Ugh. The pain is killing me. But... But where am I? I don't recognize this place; why's it so dark? What's that smell? And why are these flies... OUCH! Hey! Those aren't normal flies, that thing bit and it hurt.
I... I gotta get out of here, this place is giving me some seriously bad vibes and did that thing in the cage just move?
Unlike most room escape games that focus almost strictly on puzzle solving, Monster Basement seeks to inject mood and atmosphere into what is often an almost apathetic genre. Usually (some choice selections exempted of course), you're simply thrust in a room with no motive to get out other than the player's desire to complete the game.
In Monster Basement, the motivation to leave is made all too clear; this room with its vampire flies, blood stained meat hooks, and grotesque abominations sitting in fluid filled beakers, scares the jebus out of you, and as you slowly work through a way to leave this terrible place, things aren't likely to get better either.
With an almost old-school horror movie sensibility, your courage is sure to be tested at every turn with flickering lights, pictures that appear to change out of the corner of your eye, and music and sound effects that make you feel like something is lurking just beyond that rotted old door.
Or is there actually something lurking there?
A room escape game with bite, Monster Basement is definitely the game to play after the kids have gone to bed. Turn off the lights, crank up the sound, and if you're easily scared, just keep telling yourself, "It's only a game. It's only a game."
Analysis: Full disclosure: I love horror games. Anything that gets my blood pumping from high end console productions like the Fatal Frame series to well done indie offerings to be found on the net such as Sinthai Boonmaitree's The House are simply heaven for me. As a result, I might just be a little bit biased towards Monster Basement.
But this would only be because Majewski does a surprisingly awesome job of selling the horror side of the game. Violin stings hit when you look at the right thing to crank up the tension, and what little voice acting there is in the game is for all intents and purposes perfect.
Add to this some truly jump worthy moments and a twist ending that will catch you off guard, this game definitely finds itself very much on my good side.
As for its merits as a room escape game it does a decent job on that front as well. While there may not be a trashcan to look under, many of the other staples are there; pixel hunting, a handful of keys, and puzzles that won't make sense until after you've completed them.

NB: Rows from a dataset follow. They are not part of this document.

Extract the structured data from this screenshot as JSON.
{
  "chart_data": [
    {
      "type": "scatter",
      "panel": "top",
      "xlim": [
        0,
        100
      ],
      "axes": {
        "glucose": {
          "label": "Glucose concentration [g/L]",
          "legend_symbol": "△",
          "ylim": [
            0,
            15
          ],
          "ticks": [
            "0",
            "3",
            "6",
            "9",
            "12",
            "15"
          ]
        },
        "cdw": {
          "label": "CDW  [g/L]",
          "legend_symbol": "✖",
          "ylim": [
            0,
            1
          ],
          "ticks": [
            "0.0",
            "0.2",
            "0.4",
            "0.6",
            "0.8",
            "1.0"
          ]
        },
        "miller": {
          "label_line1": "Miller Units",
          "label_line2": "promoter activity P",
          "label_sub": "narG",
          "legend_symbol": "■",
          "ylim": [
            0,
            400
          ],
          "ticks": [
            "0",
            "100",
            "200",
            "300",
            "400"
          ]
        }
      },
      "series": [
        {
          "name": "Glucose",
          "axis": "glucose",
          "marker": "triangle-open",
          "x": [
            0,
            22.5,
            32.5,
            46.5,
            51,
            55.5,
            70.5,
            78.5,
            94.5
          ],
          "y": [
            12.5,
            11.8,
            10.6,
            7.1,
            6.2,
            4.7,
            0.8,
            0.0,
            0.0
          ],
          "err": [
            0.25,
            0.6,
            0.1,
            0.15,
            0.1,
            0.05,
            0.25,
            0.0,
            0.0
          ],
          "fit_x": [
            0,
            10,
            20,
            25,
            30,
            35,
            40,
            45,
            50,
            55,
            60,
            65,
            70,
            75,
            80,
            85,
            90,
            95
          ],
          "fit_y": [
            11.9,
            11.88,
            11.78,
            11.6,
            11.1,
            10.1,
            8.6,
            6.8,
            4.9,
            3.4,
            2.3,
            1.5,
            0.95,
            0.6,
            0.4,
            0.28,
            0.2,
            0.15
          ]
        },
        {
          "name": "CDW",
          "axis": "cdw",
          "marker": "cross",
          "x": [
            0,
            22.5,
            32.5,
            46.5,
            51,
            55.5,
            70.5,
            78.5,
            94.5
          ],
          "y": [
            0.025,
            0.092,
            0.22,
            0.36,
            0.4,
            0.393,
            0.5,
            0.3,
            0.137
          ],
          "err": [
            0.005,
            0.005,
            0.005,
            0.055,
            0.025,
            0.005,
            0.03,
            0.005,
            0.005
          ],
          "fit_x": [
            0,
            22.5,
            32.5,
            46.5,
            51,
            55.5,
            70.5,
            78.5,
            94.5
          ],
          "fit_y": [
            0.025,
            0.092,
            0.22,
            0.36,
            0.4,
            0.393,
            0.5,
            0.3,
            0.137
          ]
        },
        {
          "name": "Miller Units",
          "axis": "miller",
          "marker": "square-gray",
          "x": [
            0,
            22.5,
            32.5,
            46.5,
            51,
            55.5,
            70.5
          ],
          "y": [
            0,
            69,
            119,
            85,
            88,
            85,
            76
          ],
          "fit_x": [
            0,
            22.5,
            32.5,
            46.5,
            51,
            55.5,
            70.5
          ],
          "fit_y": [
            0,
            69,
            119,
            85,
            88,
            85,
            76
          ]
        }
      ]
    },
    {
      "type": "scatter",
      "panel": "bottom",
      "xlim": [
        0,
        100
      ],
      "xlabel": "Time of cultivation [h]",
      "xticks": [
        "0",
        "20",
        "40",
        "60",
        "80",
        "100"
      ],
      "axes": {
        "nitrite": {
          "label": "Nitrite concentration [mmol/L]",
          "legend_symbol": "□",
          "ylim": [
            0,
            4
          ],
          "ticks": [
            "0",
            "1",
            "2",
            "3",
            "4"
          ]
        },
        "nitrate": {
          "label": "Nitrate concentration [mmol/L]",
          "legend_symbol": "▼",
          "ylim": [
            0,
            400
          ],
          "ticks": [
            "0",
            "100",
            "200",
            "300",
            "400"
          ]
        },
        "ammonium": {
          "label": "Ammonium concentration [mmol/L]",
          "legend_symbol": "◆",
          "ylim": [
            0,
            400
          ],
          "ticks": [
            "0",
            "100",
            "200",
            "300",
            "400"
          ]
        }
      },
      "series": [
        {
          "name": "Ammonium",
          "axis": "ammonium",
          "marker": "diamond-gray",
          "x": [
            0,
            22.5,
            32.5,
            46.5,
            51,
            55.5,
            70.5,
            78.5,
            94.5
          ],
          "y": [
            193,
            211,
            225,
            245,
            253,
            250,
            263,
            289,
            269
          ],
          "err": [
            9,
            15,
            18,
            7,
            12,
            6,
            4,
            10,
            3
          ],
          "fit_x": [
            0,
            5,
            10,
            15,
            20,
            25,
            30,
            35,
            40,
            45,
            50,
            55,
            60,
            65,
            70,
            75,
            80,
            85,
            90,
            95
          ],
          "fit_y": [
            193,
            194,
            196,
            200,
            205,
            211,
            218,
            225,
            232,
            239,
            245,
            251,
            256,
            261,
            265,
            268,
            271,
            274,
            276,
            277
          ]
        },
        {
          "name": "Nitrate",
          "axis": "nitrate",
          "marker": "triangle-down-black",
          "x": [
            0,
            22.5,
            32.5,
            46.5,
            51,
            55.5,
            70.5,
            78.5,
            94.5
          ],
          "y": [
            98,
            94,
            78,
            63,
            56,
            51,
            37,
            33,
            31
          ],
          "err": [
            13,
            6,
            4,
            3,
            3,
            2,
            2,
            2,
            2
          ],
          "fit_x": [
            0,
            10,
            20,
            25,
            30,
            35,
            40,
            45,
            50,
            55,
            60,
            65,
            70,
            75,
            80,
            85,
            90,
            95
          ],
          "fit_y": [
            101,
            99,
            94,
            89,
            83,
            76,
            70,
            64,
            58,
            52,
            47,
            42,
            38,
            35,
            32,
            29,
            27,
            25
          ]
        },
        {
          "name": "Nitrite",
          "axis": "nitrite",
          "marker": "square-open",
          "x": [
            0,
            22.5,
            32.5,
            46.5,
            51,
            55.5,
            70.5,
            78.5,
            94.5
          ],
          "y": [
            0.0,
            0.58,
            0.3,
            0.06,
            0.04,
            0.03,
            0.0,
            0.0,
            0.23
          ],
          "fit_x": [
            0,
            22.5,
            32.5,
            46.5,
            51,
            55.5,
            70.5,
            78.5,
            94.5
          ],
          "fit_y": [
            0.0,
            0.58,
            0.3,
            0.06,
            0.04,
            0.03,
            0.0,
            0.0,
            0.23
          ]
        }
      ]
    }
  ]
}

The fact that you can die in this game (though the game is mercifully forgiving when you do die) does actually make it easier because this gives you the opportunity to figure out what you got wrong and try again.
Not the hardest of room escapes, Monster Basement should be just easy enough for the escaping challenged such as myself to eventually work their way through, but challenging enough to prove suitable for the more hardcore of room escape enthusiasts.
All in all a well put together game on all fronts and one that should not be missed unless you've a heart condition or avoid movies because they give you nightmares.